The domestic ownership of Irish government bonds
rose from 28% at end 2012 to 48% in June 2014 and the biggest factor was the
Central Bank's 2013 deal on the promissory note debt of ex-Anglo Irish Bank
(renamed IBRC) -- see NTMA profile
here - - the 2013 IBRC Promissory Note repayment (non-cash settlement)
resulted in €25bn of long-dated Government bonds being issued to the Central
Bank of Ireland on liquidation of IBRC.
The Central Bank said today that outstanding
government bonds stood at €113.21bn in June 2014, with 11% due to mature in less
than three years. At end-June 2014, resident holders held 47.7% of
long-term Irish government bonds. resident credit institutions and the Central
Bank of Ireland, account for 91% of resident holdings.

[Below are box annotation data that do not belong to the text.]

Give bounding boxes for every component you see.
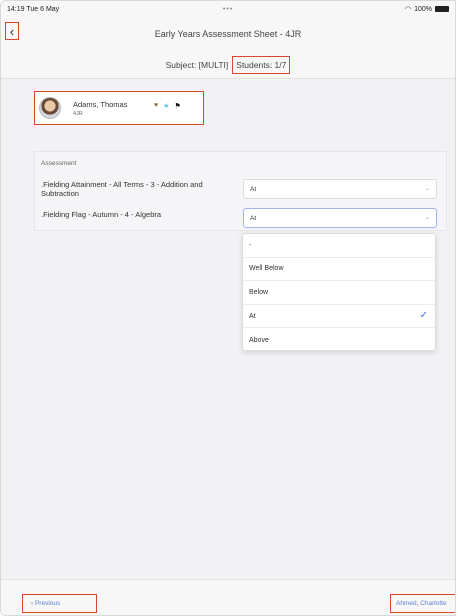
- footer: ‹ Previous Ahmed, Charlotte: [1, 579, 455, 615]
- avatar: [39, 97, 61, 119]
- flag-icon: ⚑: [174, 103, 181, 110]
- chevron-down-icon: ⌄: [424, 186, 430, 192]
- assessment-section-label: Assessment: [41, 160, 77, 167]
- select-value: At: [250, 214, 257, 222]
- student-name: Adams, Thomas: [73, 99, 128, 109]
- battery-percent: 100%: [414, 5, 432, 13]
- students-counter[interactable]: Students: 1/7: [232, 55, 291, 74]
- dropdown-option[interactable]: Well Below: [243, 258, 435, 282]
- assessment-select[interactable]: At ⌄: [243, 179, 437, 199]
- back-button[interactable]: ‹: [5, 22, 19, 40]
- subject-label: Subject: [MULTI]: [165, 59, 229, 70]
- checkmark-icon: ✓: [419, 309, 428, 321]
- select-value: At: [250, 185, 257, 193]
- status-time: 14:19 Tue 6 May: [7, 6, 67, 13]
- option-label: Well Below: [249, 265, 284, 273]
- status-date-text: Tue 6 May: [26, 5, 60, 13]
- heart-icon: ♥: [154, 102, 159, 109]
- status-right: ◠ 100%: [389, 5, 449, 13]
- student-card[interactable]: Adams, Thomas 4JR ♥ ★ ⚑: [34, 91, 204, 125]
- dropdown-option[interactable]: Above: [243, 328, 435, 352]
- dropdown-option[interactable]: -: [243, 234, 435, 258]
- assessment-panel: Assessment .Fielding Attainment - All Te…: [34, 151, 447, 231]
- star-icon: ★: [163, 103, 170, 110]
- status-time-text: 14:19: [7, 5, 25, 13]
- student-info: Adams, Thomas 4JR: [73, 100, 127, 117]
- option-label: Above: [249, 336, 269, 344]
- previous-button[interactable]: ‹ Previous: [22, 594, 97, 613]
- option-label: At: [249, 312, 256, 320]
- dropdown-menu: - Well Below Below At ✓ Above: [242, 233, 436, 351]
- page-title: Early Years Assessment Sheet - 4JR: [154, 29, 302, 39]
- title-bar: ‹ Early Years Assessment Sheet - 4JR: [1, 17, 455, 51]
- dropdown-option-selected[interactable]: At ✓: [243, 305, 435, 329]
- option-label: -: [249, 241, 252, 249]
- app-window: 14:19 Tue 6 May ••• ◠ 100% ‹ Early Years…: [0, 0, 456, 616]
- student-class: 4JR: [73, 110, 83, 117]
- option-label: Below: [249, 288, 269, 296]
- subtitle-bar: Subject: [MULTI] Students: 1/7: [1, 51, 455, 79]
- chevron-down-icon: ⌄: [424, 215, 430, 221]
- chevron-left-icon: ‹: [9, 23, 15, 39]
- student-flags: ♥ ★ ⚑: [154, 102, 181, 110]
- status-bar: 14:19 Tue 6 May ••• ◠ 100%: [1, 1, 455, 17]
- battery-icon: [435, 6, 449, 12]
- assessment-row-label: .Fielding Attainment - All Terms - 3 - A…: [41, 180, 203, 198]
- wifi-icon: ◠: [404, 6, 412, 13]
- assessment-row-label: .Fielding Flag - Autumn - 4 - Algebra: [41, 210, 162, 219]
- multitask-dots[interactable]: •••: [67, 6, 389, 13]
- assessment-select-open[interactable]: At ⌄: [243, 208, 437, 228]
- dropdown-option[interactable]: Below: [243, 281, 435, 305]
- next-student-button[interactable]: Ahmed, Charlotte: [390, 594, 455, 613]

At the end of 1999, over 70%
of Irish bonds were held by domestic investors with the balance in the hands
of overseas investors. At end 2011 78% of Ireland’s MLT securities were held
overseas according to the NTMA - the debt agency.
The resident non-bank financial sector reported
holdings of €2.76bn in June 2014. The holders within this sector were
predominately other financial intermediaries at €1.13bn (Chart 1).
32% of outstanding Government bonds will mature
within the next 5 years. 27% of resident holders fall under this maturity
category, while the equivalent ratio for non-resident holders is higher at
37%. Furthermore, 30% (or €17.7bn) of long-term bonds held by non-resident
investors will mature from 2023 onwards (Chart 2).